Shikhee Agrawal, Head Training, The Body Shop, feels that men have evolved from basic shaving creams and shampoos to a variety of products for haircare, skincare, beard-care, fragrance, accessories and beyond.
“Over the years, men have begun to accept that basic skin care and even make-up is a daily routine to keep the skin healthy and flawless. Competition among the workforce too has upscaled the drive to look youthful and has led to increased demand for products specific to men.
“In India, as in other parts of the world, light skin is the culturally accepted and endorsed form of beauty. Skin lightening, hair colour and oil control products are most popular among Indian men,” Agrawal told IANS.
According to a 2016 Assocham report, the market size of India’s beauty, cosmetic and grooming market will reach $20 billion by 2025 from the current $6.5 billion on the back of a rise in middle class disposable incomes and the growing aspirations of people to live the good life and look good.
Also, a rising aspiration among Indian men to look better groomed has led to this market’s rapid growth of more than 42 per cent in the last five years, revealed the report.
Interestingly, men are even replacing women in some beauty product endorsements. For instance, Maybelline’s Big Shot mascara campaign, released earlier this year, featured a male model with an eye make-up, thick eyelashes and well-groomed stubble.
Apart from models, male singers like English-Irish pop band One Direction have ventured into the beauty industry with a make-up range, and so did Grammy Award winner Justin Bieber. He has a nail polish collection under brand Nicole by OPI.

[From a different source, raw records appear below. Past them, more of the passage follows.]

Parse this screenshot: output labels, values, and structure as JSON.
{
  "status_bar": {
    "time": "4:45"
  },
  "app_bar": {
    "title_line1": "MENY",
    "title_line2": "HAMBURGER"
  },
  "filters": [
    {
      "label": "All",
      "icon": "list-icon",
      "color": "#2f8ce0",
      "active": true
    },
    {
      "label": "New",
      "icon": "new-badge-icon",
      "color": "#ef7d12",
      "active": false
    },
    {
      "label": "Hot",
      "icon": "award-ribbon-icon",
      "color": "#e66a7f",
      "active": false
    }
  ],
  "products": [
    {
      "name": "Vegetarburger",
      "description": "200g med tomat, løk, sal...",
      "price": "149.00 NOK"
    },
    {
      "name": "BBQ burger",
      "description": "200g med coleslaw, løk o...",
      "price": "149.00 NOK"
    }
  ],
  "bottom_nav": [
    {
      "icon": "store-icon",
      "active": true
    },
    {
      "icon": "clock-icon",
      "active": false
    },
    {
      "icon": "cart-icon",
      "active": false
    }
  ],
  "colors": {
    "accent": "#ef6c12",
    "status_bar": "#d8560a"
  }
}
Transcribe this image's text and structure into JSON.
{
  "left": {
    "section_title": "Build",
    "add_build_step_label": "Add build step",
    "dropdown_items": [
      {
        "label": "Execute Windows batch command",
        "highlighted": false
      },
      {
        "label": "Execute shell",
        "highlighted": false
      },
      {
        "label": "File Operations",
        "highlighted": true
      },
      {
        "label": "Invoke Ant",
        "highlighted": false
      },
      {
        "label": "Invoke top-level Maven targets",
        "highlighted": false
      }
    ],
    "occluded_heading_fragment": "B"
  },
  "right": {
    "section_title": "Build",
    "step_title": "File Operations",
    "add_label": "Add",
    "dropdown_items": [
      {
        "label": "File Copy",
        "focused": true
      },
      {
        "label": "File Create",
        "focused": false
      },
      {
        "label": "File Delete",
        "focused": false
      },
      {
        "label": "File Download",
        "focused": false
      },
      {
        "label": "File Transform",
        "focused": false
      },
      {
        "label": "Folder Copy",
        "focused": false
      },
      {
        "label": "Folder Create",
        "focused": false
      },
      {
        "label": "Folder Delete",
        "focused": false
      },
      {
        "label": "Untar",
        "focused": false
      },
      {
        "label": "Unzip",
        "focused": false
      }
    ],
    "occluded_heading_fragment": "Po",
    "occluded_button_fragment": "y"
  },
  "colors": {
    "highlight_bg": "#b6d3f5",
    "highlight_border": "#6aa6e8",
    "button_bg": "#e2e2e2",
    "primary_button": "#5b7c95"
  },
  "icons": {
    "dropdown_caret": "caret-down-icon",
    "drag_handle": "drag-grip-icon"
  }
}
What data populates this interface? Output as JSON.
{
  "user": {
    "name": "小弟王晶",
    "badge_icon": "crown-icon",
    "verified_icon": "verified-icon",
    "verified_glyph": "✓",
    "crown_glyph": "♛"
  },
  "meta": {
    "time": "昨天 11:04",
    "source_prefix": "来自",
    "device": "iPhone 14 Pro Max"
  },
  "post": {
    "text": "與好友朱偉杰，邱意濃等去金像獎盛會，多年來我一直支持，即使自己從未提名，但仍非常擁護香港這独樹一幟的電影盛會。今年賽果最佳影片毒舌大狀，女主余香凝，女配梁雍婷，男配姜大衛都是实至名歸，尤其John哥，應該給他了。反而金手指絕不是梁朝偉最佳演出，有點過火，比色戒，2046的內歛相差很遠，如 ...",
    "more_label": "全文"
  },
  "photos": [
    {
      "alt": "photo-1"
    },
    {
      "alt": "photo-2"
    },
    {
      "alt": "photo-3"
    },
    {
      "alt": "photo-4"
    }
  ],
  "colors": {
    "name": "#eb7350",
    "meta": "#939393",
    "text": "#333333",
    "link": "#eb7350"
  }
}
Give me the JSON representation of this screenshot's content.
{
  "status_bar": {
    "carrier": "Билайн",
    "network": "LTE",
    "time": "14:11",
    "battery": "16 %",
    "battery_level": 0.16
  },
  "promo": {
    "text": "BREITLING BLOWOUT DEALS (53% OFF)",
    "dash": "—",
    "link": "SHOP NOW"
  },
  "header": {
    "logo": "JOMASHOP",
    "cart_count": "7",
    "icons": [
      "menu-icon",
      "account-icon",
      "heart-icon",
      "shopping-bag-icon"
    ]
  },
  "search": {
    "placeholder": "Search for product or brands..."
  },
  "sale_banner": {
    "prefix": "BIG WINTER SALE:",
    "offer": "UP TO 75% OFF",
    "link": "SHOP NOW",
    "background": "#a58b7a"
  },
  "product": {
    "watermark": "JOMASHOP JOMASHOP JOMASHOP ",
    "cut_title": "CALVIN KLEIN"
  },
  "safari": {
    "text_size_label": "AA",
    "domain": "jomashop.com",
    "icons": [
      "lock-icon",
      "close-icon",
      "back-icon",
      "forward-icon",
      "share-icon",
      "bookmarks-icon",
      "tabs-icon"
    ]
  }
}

“Indian men are increasingly gravitated towards lighter skin as more and more fairness commercials and branding populates the digital space. The notion of acting, being and looking more ‘Western’ has influenced a lot of young boys and men,” Vidushi Agarwal, Head Brands of Headstart International, a marketer of beauty brands, told IANS.
Bollywood also plays a big role in influencing youth. Remember actors like Shah Rukh Khan and John Abraham endorsing skin lightening creams despite criticism?
“With more and more Bollywood celebrities and public personalities openly supporting fairer skin, young audiences are naturally drawn towards the same. Traditionally, Indians associate good looks with fair skin in women, but now even men are being judged by the same benchmark,” added Agarwal.
Experts at ayurvedic beauty and wellness brand Kama Ayurveda feel that fairness and brightness remain important for Indian consumers.
“The rise in demand for male grooming products is driven by various emerging factors such as rising disposable incomes, growth of social media and the increased visibility of metrosexual celebrity men in Indian pop culture.
“The changing grooming behaviour of Indian men is also largely due to exposure and access to international influences and trends. The younger demographic requires and demands to be well presented and attired.
“Male consumers in India are becoming increasingly conscious of the need to look groomed in order to evolve personal hygiene and boost self-confidence,” said the experts.